Table 1 presents classification results for the experiments. Results are provided with and without the inclusion of the histogram statistics metadata (referred to as Stats on the table), and for the statistics by themselves.

Table 1. Correct classification rates for singular patterns optical flow on the Dyntex dataset using both statistical pooling strategies. Spatial LBP and LBP-TOP results are also presented for comparison. Best result in bold.

We compared our best results to the performance of LBP-TOP\(_{[8,8,8]}\) [18], one of the state-of-the-art dynamic texture descriptors, on the same dataset, with the same parameters and classifier, and it can be noted our descriptor outperforms LBP-TOP while using a smaller feature vector. Results for the down-sampled vector fields were also good, considering the method is about 4 times faster to compute. The option of down-sampling gives the method flexibility depending on the application’s requirements.

6 Analysis and Conclusion

Our approach provides strong correct classification rates compared to LBP-TOP. Focusing on motion description alone it offers high correct classification rates for dynamic textures.

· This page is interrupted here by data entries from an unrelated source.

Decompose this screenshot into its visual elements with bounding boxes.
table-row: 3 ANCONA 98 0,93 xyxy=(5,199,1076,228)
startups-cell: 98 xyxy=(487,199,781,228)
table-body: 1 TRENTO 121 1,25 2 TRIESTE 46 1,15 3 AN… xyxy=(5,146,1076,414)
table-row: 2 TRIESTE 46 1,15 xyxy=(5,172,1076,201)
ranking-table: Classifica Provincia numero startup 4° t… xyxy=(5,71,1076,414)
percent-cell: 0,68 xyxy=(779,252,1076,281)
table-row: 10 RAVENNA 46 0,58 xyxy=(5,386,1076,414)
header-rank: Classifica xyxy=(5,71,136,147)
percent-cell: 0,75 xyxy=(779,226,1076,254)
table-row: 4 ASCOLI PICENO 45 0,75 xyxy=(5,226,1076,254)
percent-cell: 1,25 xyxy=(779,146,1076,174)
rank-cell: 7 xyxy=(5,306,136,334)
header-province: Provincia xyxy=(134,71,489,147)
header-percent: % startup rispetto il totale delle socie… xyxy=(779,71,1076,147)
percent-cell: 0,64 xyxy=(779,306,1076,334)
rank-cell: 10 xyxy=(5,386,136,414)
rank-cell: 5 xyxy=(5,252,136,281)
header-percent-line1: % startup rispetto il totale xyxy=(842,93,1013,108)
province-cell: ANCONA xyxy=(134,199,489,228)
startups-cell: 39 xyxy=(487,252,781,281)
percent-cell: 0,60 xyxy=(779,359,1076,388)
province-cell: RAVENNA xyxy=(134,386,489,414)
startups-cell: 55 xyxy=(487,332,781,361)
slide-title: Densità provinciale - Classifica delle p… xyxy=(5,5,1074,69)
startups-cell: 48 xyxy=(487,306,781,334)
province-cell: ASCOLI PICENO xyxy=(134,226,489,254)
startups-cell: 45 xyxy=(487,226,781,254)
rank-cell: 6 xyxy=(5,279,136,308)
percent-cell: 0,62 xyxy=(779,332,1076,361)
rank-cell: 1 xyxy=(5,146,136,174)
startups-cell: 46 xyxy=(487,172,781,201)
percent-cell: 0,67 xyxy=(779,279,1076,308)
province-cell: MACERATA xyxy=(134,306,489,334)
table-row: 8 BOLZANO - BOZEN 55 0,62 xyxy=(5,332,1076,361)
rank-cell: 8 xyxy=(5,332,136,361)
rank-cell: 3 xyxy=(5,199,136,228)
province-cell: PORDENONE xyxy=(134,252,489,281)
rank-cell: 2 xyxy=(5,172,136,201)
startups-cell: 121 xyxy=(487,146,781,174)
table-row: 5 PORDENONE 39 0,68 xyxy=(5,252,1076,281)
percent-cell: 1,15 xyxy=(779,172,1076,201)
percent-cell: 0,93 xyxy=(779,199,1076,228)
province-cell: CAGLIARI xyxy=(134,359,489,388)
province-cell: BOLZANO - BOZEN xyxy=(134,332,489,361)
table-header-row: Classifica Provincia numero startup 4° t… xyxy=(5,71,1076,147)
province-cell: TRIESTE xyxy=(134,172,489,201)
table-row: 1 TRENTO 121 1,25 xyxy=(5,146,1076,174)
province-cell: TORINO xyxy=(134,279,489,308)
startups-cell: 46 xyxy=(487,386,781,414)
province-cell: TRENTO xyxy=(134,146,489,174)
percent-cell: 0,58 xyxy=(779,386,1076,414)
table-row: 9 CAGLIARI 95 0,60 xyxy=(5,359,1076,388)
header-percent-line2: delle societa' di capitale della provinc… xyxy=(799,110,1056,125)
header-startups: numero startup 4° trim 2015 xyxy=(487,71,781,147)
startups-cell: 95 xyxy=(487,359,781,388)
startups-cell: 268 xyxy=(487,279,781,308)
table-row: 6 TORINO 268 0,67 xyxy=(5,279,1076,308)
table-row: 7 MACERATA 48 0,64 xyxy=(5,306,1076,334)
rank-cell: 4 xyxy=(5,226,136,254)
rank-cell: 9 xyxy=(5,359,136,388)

When combined with a spatial descriptor like spatial LBP, the results are better than LBP-TOP, while maintaining a manageable descriptor size.

The best coefficient bag-of-features pooling approach did not fare well on its own. This is likely because most non-synthetic vector field patterns are a weighted combination of many basis flows; reducing each pattern to a single component risks discarding important information.

Realistically, vector fields are complex results of many forces. What separates one pattern from another are the \(a_k\) component coefficients. Therefore, the second approach based on values of histograms performed substantially better.

Optical flow is a strong descriptor for motion, but it is also high dimensionality data. Singular patterns address this problem, as powerful tools to summarize descriptive aspects of the flow in much less data. Our approach based on extracted flow field features with appropriate statistical grouping yields a powerful dynamic texture descriptor of manageable dimension for most applications.